A guest post from WEH:
Before one discusses how delay in government fiscal policy leads to government failure, one should look at nimble.
"Nimble" is basically the ability to innovate and change in short time spans. This phenomena of nimble is absent within a collective. Nimble is related to private property rights and mutual self interest.
Within the realm of political-economy it has been long known that governments fail due to delay in fiscal policy along with the the inability to be nimble regarding implementation. Does a monopoly organization (government) directed by politicians have quick organizational responsiveness and the ability to innovate and change? No. Governments are not nimble.

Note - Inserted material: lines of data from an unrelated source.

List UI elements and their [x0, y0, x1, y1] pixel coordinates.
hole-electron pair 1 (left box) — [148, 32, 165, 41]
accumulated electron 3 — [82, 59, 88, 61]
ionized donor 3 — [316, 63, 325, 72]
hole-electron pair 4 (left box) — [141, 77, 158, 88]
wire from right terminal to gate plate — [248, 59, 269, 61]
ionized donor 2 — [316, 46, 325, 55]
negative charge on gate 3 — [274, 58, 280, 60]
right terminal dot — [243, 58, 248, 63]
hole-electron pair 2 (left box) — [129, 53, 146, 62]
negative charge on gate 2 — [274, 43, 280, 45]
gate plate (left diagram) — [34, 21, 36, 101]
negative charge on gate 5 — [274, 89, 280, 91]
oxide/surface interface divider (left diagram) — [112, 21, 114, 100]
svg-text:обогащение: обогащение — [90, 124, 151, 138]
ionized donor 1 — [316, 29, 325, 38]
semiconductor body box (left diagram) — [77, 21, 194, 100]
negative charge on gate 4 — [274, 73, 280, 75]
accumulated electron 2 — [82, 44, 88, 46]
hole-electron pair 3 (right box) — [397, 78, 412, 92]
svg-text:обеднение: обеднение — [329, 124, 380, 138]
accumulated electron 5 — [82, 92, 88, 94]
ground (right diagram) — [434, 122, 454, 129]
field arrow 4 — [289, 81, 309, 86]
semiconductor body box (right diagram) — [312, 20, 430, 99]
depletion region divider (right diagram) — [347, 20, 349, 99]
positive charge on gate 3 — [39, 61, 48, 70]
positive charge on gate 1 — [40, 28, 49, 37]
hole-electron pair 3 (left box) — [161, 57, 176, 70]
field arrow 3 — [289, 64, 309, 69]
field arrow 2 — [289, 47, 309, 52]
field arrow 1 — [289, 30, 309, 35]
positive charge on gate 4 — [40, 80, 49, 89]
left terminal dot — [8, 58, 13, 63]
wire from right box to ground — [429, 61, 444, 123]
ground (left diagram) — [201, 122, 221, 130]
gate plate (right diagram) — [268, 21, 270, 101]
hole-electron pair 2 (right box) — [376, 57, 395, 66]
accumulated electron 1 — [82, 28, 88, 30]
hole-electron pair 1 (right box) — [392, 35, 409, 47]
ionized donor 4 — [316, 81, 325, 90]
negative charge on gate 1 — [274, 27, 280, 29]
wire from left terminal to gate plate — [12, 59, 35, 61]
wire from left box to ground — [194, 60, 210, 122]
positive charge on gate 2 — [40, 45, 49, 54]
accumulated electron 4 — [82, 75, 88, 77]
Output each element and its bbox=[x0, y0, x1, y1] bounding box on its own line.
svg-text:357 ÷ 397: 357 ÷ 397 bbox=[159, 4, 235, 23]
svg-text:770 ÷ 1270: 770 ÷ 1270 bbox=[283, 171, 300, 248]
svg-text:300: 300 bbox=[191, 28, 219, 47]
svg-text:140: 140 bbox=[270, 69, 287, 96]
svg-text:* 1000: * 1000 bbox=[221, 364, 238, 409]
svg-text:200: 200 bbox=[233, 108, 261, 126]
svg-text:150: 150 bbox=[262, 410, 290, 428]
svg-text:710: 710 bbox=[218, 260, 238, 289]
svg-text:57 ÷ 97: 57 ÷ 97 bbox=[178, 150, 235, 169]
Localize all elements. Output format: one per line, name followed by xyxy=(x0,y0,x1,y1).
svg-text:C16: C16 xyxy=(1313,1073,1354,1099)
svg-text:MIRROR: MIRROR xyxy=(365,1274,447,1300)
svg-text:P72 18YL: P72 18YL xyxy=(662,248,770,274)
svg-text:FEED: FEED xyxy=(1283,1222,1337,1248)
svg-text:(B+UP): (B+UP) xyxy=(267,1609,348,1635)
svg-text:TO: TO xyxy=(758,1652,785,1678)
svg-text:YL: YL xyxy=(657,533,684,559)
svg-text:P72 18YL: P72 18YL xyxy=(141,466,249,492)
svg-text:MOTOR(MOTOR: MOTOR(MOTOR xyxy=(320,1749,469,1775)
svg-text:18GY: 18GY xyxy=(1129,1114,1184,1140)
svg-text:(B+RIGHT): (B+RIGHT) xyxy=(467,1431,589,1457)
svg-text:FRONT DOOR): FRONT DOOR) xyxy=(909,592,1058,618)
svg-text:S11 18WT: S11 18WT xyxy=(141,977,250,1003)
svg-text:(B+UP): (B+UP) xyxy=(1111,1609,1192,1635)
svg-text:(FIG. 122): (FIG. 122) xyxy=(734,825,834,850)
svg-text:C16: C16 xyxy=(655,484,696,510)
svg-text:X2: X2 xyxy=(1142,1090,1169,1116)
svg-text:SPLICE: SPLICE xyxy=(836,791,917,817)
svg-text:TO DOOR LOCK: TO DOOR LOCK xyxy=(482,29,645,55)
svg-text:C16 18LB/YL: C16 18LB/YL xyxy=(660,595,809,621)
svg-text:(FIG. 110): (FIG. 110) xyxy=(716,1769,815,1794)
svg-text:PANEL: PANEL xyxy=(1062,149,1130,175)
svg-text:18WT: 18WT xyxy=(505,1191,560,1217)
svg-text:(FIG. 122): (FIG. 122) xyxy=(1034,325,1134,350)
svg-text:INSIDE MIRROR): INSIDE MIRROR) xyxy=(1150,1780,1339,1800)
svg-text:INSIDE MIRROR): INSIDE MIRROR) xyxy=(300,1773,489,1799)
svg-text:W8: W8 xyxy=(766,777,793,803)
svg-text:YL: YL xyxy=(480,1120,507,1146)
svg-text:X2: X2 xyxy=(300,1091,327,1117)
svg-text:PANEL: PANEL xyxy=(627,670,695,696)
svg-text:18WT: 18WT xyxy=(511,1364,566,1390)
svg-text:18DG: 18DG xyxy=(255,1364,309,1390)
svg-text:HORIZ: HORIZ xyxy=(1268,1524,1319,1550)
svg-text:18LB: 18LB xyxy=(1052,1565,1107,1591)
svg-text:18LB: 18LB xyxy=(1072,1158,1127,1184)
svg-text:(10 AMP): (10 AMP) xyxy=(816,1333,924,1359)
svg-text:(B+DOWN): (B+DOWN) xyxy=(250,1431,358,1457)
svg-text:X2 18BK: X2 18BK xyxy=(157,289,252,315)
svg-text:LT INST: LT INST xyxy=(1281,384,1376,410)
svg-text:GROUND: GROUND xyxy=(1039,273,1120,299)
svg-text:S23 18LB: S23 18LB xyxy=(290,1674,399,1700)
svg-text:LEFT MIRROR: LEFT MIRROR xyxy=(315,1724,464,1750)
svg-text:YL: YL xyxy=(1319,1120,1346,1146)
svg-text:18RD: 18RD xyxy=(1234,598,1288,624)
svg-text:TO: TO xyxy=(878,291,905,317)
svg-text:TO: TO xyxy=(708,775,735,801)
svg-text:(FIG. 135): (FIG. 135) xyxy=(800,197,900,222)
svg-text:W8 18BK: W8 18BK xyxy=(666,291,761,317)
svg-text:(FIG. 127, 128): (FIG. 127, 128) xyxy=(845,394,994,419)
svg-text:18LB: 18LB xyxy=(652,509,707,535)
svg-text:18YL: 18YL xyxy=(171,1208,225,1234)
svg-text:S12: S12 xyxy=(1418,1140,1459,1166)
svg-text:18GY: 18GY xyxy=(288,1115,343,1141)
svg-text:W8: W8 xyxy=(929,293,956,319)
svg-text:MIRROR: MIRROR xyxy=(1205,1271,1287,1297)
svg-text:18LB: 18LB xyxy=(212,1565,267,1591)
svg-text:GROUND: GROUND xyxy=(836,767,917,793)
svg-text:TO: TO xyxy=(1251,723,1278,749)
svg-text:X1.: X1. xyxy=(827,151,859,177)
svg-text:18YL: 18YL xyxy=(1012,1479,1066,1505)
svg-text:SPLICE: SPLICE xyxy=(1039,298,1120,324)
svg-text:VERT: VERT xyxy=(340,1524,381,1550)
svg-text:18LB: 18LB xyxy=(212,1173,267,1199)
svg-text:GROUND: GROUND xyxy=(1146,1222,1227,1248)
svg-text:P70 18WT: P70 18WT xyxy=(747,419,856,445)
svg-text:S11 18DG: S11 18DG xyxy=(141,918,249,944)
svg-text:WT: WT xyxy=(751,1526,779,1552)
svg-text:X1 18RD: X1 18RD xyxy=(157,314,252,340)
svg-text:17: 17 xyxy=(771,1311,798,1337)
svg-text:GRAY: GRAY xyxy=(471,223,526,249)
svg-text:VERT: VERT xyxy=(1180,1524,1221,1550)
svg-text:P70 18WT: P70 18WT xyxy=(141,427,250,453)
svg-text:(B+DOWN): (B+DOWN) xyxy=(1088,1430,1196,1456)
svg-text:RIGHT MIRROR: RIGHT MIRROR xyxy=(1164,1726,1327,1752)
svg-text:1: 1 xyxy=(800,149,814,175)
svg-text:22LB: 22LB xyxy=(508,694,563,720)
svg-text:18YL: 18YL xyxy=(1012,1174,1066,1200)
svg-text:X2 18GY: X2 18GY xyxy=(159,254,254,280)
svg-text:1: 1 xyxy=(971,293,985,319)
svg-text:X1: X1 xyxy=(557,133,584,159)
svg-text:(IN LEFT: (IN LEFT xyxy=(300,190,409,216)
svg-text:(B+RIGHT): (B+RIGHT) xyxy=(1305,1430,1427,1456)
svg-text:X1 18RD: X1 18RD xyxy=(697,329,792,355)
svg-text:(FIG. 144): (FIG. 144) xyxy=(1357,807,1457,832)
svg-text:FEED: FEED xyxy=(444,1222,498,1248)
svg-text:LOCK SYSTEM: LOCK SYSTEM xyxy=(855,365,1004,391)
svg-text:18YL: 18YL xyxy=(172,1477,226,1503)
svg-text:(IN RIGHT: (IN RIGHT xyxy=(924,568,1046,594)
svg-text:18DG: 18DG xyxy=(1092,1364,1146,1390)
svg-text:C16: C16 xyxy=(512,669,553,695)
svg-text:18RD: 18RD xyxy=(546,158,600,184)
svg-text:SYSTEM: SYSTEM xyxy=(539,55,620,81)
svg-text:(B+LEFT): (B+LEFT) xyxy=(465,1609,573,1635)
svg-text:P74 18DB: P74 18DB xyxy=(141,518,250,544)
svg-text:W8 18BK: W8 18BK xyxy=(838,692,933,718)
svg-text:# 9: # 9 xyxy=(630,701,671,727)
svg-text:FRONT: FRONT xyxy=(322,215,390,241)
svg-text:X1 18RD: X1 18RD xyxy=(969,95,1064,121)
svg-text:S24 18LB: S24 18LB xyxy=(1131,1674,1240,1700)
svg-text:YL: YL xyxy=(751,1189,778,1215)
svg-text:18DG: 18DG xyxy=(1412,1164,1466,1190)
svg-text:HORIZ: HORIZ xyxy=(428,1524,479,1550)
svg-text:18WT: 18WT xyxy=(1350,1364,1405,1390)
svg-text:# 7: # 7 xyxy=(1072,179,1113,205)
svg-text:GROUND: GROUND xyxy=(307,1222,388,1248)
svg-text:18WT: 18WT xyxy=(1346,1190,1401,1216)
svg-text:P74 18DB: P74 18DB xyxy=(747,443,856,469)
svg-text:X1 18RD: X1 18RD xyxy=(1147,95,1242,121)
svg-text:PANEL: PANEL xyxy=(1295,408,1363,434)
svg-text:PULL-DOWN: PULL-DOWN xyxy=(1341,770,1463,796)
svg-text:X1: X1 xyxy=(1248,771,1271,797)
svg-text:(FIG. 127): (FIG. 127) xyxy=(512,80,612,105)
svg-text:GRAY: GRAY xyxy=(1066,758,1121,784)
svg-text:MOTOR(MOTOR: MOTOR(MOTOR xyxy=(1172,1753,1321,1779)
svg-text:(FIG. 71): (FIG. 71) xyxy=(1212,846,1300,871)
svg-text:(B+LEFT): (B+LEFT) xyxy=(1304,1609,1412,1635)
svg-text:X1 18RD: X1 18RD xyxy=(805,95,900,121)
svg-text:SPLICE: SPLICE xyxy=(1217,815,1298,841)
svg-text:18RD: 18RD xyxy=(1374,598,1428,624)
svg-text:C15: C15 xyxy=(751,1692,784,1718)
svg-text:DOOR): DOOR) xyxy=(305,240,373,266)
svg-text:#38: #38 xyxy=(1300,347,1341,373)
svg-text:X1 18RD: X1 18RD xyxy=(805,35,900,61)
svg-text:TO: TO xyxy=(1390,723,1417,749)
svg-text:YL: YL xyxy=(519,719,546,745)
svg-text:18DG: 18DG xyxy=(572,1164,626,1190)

Nimble in fiscal policy will never exist. Fiscal policy is the reverse of nimble, that is "fumble." Government fiscal policy is an attempt to hit a moving economic target, a highly-dynamic moving economic target.
In the U.S. economy delay in fiscal policy implementation is directly associated with the form of government. Representative republic is a great form of government. However, the representatives of the republic must deliberate about government intervention in the form of fiscal policy.
However, the economy is changing while representatives debate. It's likely that economy has changed by the time that deliberation has settled on a fiscal policy intervention.
Hence, we see a stale intervention into an economy that has changed in composition, players, trends, etc. Further, the intervention is administered by a non-nimble bureaucratic management structure.
Bottom Line: Fiscal policy deployed in response to past economic circumstances may have zero or negative impact on the dynamic forces within the economy.